There is also a product angle for private equity. KPMG says it will be a preferred consultant for deploying Anthropic AI capabilities to PE clients, and it will co-develop AI-enabled products for portfolio companies. That is a smart wedge because PE firms care about speed, cost, and operational lift, which makes AI easier to justify than in slower-moving parts of the enterprise.

KPMG also named KPMG Blaze, a portfolio offering that can embed Claude Code to accelerate IT modernization and shorten development cycles. That pushes the story beyond advisory into software delivery and systems modernization, where the ROI is easier to measure.

What to watch next

The big question is whether KPMG can turn this alliance into repeatable client outcomes instead of a press-release milestone. If the firm can show faster tax workflows, better portfolio-company tooling, and measurable security gains, the model may become a template for other large professional services firms.

If it cannot, the story will fade into the long list of enterprise AI partnerships that sounded bigger than they were.
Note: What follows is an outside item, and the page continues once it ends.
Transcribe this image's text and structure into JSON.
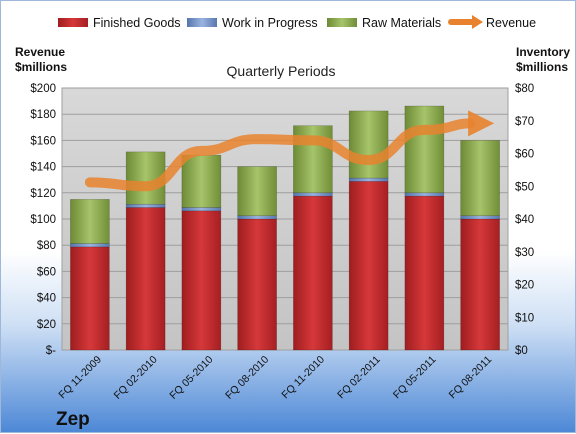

The difference will show up in client case studies, product launches, and whether KPMG keeps shipping new Claude-based tools over the next few quarters.

For now, the signal is clear: KPMG wants AI to live inside the work, not around it. The next thing to watch is whether clients start asking for Claude-powered delivery as a standard part of the engagement, because that is when this alliance stops being a headline and starts becoming a business model.